The Buy a Tree. Change a Life. lot opens this Friday, Nov. 29, and will stay open until all the trees are gone. Trees sell for $30 and up.

Deena C. Bouknight — Contributing Writer

Buy a Tree. Change a Life. is a national 501(c)3 non-profit organization founded in 2012 that Prentiss Church and a host of Macon County sponsors have made their own. The sole goal of the organization is to help children globally and locally by way of an annual Christmas tree sale.

This week, the fourth annual local sale takes place beside Crabtree General Store and Coffee Vault on the Town of Franklin square. Because a local sponsor has provided funds for administrative costs, volunteers offer their time, and funds have been donated to purchase the trees, most of the money raised from the sale of the Fraser firs goes directly toward helping children. 

Samuel Crabtree, one of the family owners of the store, said Buy a Tree is a cause worth supporting. “It’s such a great mission organization to help children locally and in Cambodia.” 

A percentage of Christmas tree sales is used to purchase backpacks for school-aged children in Macon County. The remainder supports ongoing efforts in Cambodia: building projects, clothing, education, orphans, food, and more. Kevin Chapman, pastor at Prentiss Church, explained that since Cambodia was ravaged by the Khmer Rouge regime under the leadership of Pol Pot and 2 million people lost their lives, the country has recovered gradually with the assistance of mission teams that work alongside Cambodians to promote life skills and trades to encourage self sufficiency and economic stability.

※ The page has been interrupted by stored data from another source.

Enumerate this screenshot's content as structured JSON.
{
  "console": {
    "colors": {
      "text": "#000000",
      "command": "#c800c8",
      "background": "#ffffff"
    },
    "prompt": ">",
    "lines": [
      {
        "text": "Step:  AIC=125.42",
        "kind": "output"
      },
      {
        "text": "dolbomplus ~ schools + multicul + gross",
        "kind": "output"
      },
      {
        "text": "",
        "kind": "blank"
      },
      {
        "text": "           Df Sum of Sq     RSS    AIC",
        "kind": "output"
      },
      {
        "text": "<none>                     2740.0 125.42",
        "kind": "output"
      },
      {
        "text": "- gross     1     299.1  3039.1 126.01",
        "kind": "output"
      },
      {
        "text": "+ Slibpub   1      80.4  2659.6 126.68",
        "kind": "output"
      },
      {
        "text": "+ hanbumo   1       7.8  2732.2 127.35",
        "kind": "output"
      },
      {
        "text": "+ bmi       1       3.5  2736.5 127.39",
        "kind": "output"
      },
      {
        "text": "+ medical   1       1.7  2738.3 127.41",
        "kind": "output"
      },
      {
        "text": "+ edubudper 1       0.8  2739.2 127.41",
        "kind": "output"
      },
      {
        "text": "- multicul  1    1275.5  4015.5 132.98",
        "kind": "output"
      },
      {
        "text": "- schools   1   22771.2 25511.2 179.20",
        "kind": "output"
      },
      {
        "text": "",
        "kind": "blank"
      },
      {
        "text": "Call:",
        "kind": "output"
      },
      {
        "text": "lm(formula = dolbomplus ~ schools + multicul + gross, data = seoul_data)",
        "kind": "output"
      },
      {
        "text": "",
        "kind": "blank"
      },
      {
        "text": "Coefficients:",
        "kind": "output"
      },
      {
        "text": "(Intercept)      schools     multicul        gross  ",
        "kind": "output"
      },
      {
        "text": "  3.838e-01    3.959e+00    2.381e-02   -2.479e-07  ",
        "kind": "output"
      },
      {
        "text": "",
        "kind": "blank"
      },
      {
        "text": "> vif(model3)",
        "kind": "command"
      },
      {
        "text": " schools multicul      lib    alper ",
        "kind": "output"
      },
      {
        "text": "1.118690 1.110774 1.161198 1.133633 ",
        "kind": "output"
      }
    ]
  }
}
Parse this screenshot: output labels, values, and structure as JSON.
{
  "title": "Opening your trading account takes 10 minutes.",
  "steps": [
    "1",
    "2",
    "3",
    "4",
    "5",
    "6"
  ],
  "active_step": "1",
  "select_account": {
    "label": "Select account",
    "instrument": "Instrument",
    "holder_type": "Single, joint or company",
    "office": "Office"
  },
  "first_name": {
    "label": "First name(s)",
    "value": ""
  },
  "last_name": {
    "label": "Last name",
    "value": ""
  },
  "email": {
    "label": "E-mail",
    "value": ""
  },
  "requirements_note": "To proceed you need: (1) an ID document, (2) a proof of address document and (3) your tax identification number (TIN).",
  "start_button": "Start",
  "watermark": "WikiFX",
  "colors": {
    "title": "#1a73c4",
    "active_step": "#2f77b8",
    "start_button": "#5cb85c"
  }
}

Jim Bell, a member of Prentiss, has been doing global mission work through his own mission organization, Carpenters Hands, for several years. However, he volunteered with Buy a Tree last Christmas and traveled to Cambodia for the first time this year with three other team members from Macon County. Chapman, Randy Stoudemire, and Nick Page were there with Bell for 10 days.

“It’s an outstanding, incredible organization that does a tremendous amount of good in Cambodia,” he said. “I was able to see for myself the schools, orphanages … how well they are run. The organization is educating children and sending them on to have more potential in their lives… to become leaders and help educate others in their country. Plus, Buy a Tree. Change a Life. focuses on the orphans no matter if they age out. The organization teaches them how to garden, farm, grow vegetables … I had seen pictures of the work being done there, but until you actually touch the soil and meet the people, you truly have no idea. 

He added, “If the opportunity presents itself, I will go back – just to see the progress of what’s happening there. It’s all God. Nothing to do with us.”

Crabtree said he already has his “calendar marked” for the 2020 mission trip to Cambodia. It will be his first. 

“There are needs here as well,” said Crabtree, “but I know the needs there are different.”

The local Buy a Tree effort last year resulted in the sale of 225 trees and around $20,906.91 raised. 

Nationally,  Buy a Tree. Change a Life. experienced sales of 11,000 trees in 44 churches across 15 states and a total of $621,401 raised, according to Kelly Johnson, director. “It is so important for churches to reach outside of their walls to help people. Something really wonderful happens when we take the focus off of ourselves and turn our efforts to serve others. Most of the time, the people giving and serving at Christmastime selling trees with this project will never see the children they are helping, but the trees they are selling will continue to have an impact on children all year long.  When we reach out and help in practical ways to people we don’t even know, we are being the hands and feet of Jesus!”

The Buy a Tree. Change a Life. lot opens this Friday, Nov. 29, and will stay open until all the trees are gone. Trees sell for $30 and up.